Yup, a book. It is a movies and books crit blog after all despite me tipping the balance to one side so far.
From one of my favorite authors, Dean Koontz, comes Forever Odd, the sequel to the hit that was Odd Thomas back in 2003. For those of you who haven't met him, Odd Thomas ("Odd" is actually his name)is a likeable young man who lives in a small town called Pico Mundo in California. An ordinary guy as any you might meet but for one peculiarity. Odd Thomas can see the dead. They appear to him unexpectedly, some looking as good as they did on their best day, some looking as frightening as the day they died. They seem to seek for solace in Odd, even if they can't talk to him. And Odd does his best to do whatever he can for them, even if it involves risking his own life to bring a murderer to justice.
The original novel (SOME SPOILERS IN THE NEXT TWO PARAGRAPHS) introduced us not only to Odd, but to the picturesque residents of Pico Mundo (and not less important, the linguering spirit of Elvis Presley who for some reason now lives with him), in a day when their lives are threatened by a looming tragedy. By the end of that adventure, Odd managed to save the town, and lose what was most precious to him, his beloved girlfriend Stormy Lewellyn.
The sequel finds Odd a year after his loss. He has done his best to move on with his life, but secretly longs for the day he is reunited with Stormy in what she called "service" (acording to her we get three shots at life: the first is boot camp, when we basically train; the second is service, when we go through the real thing; ad the third is one of bliss). Odds attention however is quickly drawn in another direction when he receives the visit of the recently dead Dr. Jessup, who has just been murdered. Odd rushes to the Jessup residence where he realizes that his close friend Danny (Dr. Jessup's son who has a condition known as "brittle bones", that is, his bones are so fragile they can break by the slightest strain) has been abducted. With the aid of yet another gift, that of being able to be drawn psychically to a person he wants to find, Odd is lead through a system of sewers all the way to an abandoned hotel/casino in the middle of the desert, where Danny is held captive by a mysterious woman called Datura, and her two minions, Andre and Robert. When Datura exposes her true motivations, Odd will be forced to outwit Datura in a desperate effort to survive the night.
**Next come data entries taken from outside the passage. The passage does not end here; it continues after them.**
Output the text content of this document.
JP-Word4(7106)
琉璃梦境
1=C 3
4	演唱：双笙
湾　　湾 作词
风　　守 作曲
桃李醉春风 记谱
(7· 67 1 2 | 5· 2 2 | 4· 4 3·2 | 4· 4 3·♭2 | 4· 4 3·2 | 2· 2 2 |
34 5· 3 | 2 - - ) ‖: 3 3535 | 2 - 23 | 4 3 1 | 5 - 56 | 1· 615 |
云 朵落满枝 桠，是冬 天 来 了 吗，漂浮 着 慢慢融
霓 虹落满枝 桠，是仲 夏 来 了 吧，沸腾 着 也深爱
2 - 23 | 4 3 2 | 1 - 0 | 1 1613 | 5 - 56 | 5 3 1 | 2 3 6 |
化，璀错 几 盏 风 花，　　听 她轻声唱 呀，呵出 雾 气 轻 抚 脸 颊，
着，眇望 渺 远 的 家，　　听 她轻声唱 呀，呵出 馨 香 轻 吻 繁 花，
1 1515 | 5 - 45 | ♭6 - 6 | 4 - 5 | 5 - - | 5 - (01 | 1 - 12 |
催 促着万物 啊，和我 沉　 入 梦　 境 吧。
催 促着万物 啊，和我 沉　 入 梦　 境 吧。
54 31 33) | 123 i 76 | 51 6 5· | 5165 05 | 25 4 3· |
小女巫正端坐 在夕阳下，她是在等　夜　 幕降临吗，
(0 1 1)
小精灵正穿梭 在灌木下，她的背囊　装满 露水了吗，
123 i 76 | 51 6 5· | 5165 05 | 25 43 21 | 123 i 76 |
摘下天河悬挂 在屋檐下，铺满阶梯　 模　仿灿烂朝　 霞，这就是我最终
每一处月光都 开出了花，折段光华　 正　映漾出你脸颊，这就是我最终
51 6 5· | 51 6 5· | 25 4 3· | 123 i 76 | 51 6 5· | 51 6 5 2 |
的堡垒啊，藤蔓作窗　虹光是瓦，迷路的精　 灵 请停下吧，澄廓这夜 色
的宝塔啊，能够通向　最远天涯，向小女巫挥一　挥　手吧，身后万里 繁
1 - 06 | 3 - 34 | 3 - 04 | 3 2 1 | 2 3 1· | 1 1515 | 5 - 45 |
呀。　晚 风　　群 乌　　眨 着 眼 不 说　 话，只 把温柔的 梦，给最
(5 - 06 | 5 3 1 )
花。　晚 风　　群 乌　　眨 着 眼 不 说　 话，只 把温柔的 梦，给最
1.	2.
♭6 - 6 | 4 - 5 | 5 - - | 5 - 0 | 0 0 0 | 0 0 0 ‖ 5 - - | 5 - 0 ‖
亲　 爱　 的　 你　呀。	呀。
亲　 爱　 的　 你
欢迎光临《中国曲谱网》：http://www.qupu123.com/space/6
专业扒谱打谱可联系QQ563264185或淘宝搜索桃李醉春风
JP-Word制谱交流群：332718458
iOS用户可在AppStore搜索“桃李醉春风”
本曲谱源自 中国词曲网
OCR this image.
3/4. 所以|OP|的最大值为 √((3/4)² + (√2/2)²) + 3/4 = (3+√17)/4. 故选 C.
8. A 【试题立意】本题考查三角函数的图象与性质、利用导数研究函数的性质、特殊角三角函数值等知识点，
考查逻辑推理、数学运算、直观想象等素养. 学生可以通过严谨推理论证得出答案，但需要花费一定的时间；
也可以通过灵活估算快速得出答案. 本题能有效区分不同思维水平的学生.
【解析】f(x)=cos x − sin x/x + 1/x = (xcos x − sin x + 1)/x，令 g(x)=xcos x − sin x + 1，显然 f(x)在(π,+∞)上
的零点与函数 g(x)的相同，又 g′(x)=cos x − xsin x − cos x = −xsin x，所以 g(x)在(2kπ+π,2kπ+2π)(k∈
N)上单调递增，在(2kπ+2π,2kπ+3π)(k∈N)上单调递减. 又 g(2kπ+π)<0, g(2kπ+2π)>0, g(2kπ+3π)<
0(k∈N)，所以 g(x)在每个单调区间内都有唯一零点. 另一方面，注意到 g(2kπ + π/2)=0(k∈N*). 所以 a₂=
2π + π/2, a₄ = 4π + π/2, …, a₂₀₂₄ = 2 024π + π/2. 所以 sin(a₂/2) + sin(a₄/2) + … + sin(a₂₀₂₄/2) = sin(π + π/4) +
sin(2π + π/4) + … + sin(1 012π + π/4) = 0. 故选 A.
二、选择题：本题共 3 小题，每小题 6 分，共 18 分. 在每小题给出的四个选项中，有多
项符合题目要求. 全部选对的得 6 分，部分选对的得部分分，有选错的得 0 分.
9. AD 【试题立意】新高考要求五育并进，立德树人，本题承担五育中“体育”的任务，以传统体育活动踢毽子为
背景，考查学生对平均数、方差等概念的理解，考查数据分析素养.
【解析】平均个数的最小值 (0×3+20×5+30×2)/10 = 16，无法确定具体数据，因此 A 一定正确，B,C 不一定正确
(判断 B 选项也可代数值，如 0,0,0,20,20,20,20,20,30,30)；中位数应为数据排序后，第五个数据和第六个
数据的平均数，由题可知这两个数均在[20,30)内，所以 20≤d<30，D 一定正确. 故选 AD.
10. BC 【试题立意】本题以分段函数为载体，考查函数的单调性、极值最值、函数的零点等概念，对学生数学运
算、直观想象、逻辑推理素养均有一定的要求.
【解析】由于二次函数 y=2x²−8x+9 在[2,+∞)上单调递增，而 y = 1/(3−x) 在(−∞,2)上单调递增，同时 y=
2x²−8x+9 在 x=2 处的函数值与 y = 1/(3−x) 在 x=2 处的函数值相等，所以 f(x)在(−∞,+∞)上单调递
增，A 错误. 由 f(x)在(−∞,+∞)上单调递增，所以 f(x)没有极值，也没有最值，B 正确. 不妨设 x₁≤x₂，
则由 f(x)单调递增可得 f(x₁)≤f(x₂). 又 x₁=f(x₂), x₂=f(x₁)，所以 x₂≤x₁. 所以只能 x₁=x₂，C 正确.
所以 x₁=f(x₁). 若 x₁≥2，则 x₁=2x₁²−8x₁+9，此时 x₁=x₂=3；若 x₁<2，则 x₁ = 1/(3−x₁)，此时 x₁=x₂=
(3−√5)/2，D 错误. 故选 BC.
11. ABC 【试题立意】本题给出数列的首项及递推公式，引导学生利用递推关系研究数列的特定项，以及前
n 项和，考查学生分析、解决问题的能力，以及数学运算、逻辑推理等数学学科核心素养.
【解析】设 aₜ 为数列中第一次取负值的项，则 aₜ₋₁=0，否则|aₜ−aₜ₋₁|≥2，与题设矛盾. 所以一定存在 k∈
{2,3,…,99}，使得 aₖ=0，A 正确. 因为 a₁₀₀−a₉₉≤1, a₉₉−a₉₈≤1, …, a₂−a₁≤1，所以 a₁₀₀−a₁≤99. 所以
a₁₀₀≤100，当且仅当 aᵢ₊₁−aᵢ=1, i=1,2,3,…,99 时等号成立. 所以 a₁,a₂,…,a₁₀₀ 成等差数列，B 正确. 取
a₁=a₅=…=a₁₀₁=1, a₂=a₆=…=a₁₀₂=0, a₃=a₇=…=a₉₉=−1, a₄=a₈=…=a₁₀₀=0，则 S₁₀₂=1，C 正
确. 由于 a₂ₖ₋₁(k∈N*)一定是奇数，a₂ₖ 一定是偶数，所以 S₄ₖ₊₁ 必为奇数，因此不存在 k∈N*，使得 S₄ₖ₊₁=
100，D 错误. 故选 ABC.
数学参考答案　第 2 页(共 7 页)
Forever Odd has a strong opening, with a first set of chapters that move at a quick speed and reel the reader in. However, as Odd is drawn through the sewer system and then has to find his way through the maze that has become this hotel, we realize this second delivery is not as effective as the original. The main reason: we are not in Pico Mundo anymore. The characters that gave the previous novel a fondness of its own are virtually absent here or appear in a minimum number of pages. As opposed to the first novel which had Odd running around town, trying to put the pieces of a mystery together with the aid of his friends and neighbors, here the number of characters is greatly reduced and most of the action finds Odd by himself.
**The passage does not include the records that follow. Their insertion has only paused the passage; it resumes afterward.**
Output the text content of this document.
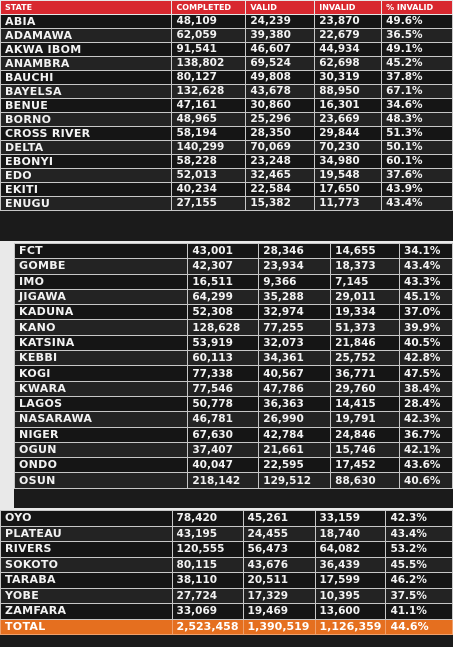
STATE	COMPLETED	VALID	INVALID	% INVALID
ABIA	48,109	24,239	23,870	49.6%
ADAMAWA	62,059	39,380	22,679	36.5%
AKWA IBOM	91,541	46,607	44,934	49.1%
ANAMBRA	138,802	69,524	62,698	45.2%
BAUCHI	80,127	49,808	30,319	37.8%
BAYELSA	132,628	43,678	88,950	67.1%
BENUE	47,161	30,860	16,301	34.6%
BORNO	48,965	25,296	23,669	48.3%
CROSS RIVER	58,194	28,350	29,844	51.3%
DELTA	140,299	70,069	70,230	50.1%
EBONYI	58,228	23,248	34,980	60.1%
EDO	52,013	32,465	19,548	37.6%
EKITI	40,234	22,584	17,650	43.9%
ENUGU	27,155	15,382	11,773	43.4%
FCT	43,001	28,346	14,655	34.1%
GOMBE	42,307	23,934	18,373	43.4%
IMO	16,511	9,366	7,145	43.3%
JIGAWA	64,299	35,288	29,011	45.1%
KADUNA	52,308	32,974	19,334	37.0%
KANO	128,628	77,255	51,373	39.9%
KATSINA	53,919	32,073	21,846	40.5%
KEBBI	60,113	34,361	25,752	42.8%
KOGI	77,338	40,567	36,771	47.5%
KWARA	77,546	47,786	29,760	38.4%
LAGOS	50,778	36,363	14,415	28.4%
NASARAWA	46,781	26,990	19,791	42.3%
NIGER	67,630	42,784	24,846	36.7%
OGUN	37,407	21,661	15,746	42.1%
ONDO	40,047	22,595	17,452	43.6%
OSUN	218,142	129,512	88,630	40.6%
OYO	78,420	45,261	33,159	42.3%
PLATEAU	43,195	24,455	18,740	43.4%
RIVERS	120,555	56,473	64,082	53.2%
SOKOTO	80,115	43,676	36,439	45.5%
TARABA	38,110	20,511	17,599	46.2%
YOBE	27,724	17,329	10,395	37.5%
ZAMFARA	33,069	19,469	13,600	41.1%
TOTAL	2,523,458	1,390,519	1,126,359	44.6%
The other big problem is the villain. Koontz can be brilliant when he creates evil characters. He can make them as evil as can be (Edgler Vess in Intensity), demented while living their own delusion (Corky Laputa in The Face, Junior Cain in From the Corner of his Eye), eerily disturbed (Bruno in Whispers) or as bizarre and unique as you will ever find (Konrad and Punchinello Beezo in Life Expectancy). Here Koontz has a golden opportunity bringing a female villain that allows so much in terms of character, but he misses the opportunity making her basically an annoying character who is taken out of the equation without major glory. The fact that the Odd novels are narrated in first person does not allow for deeper glances at the villain, but Datura in this case is a wasted character. Not to mention her minions whose motivations -and some of their actions- we never get to know.
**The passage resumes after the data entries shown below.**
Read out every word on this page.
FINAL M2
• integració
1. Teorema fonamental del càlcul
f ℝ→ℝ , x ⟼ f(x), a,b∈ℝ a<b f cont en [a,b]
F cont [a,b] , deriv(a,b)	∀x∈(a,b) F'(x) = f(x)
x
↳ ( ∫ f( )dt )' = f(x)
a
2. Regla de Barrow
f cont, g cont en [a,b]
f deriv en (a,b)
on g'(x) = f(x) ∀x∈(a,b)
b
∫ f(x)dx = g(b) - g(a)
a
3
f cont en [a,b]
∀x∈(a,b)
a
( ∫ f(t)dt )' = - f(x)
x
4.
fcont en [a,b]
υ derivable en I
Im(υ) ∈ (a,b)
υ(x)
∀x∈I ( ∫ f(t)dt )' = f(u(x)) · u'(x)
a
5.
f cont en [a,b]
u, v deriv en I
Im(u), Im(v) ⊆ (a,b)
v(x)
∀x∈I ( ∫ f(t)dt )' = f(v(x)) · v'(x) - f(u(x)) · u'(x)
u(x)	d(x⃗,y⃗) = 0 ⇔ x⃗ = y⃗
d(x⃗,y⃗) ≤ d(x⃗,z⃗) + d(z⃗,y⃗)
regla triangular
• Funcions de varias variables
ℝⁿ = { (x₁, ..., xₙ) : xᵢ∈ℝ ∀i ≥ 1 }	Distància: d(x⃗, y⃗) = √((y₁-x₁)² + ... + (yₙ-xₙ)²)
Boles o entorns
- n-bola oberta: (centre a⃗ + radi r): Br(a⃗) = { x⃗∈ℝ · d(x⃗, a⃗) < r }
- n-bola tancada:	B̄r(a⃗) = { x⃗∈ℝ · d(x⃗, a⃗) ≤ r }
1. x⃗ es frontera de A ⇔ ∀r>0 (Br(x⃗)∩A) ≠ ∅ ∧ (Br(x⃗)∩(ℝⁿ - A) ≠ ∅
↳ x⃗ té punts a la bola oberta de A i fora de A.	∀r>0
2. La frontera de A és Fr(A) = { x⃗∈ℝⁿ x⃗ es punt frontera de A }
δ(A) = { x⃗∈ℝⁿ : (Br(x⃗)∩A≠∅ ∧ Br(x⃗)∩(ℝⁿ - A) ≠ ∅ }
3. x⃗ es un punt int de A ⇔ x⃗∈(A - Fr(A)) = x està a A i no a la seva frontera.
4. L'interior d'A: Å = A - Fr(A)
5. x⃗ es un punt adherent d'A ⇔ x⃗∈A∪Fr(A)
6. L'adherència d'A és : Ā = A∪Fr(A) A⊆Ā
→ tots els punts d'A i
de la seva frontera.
The final problem with this novel is a mechanism which Koontz has used in previous novels but which makes readers like me cringe. That mechanism is called Deux ex Machina (and for those who don't know what it means, it refers to the intrusion of a totally implausible element that brings a situation, from where there apparently is no way out, to a most unsatisfying solution). The way the problem with Datura is solved could have probably worked if there had been hints about it (no matter how subtle) at some point in the story. However, the way it happens feels like cheating the reader and only proves the point that the villain in this novel didn't live up to her potential.
Now don't get me wrong. Forever Odd is an enjoyable, fast read. It reunites us with one of Koontz's most beloved characters ever and it delivers a story with many of the suspenseful moments that the author masters so well. However, the long-awaited sequel doesn't live up to the expectations set by its predecessor and would have benefitted from that uniqueness that Koontz can provide to his characters, especially the evil ones.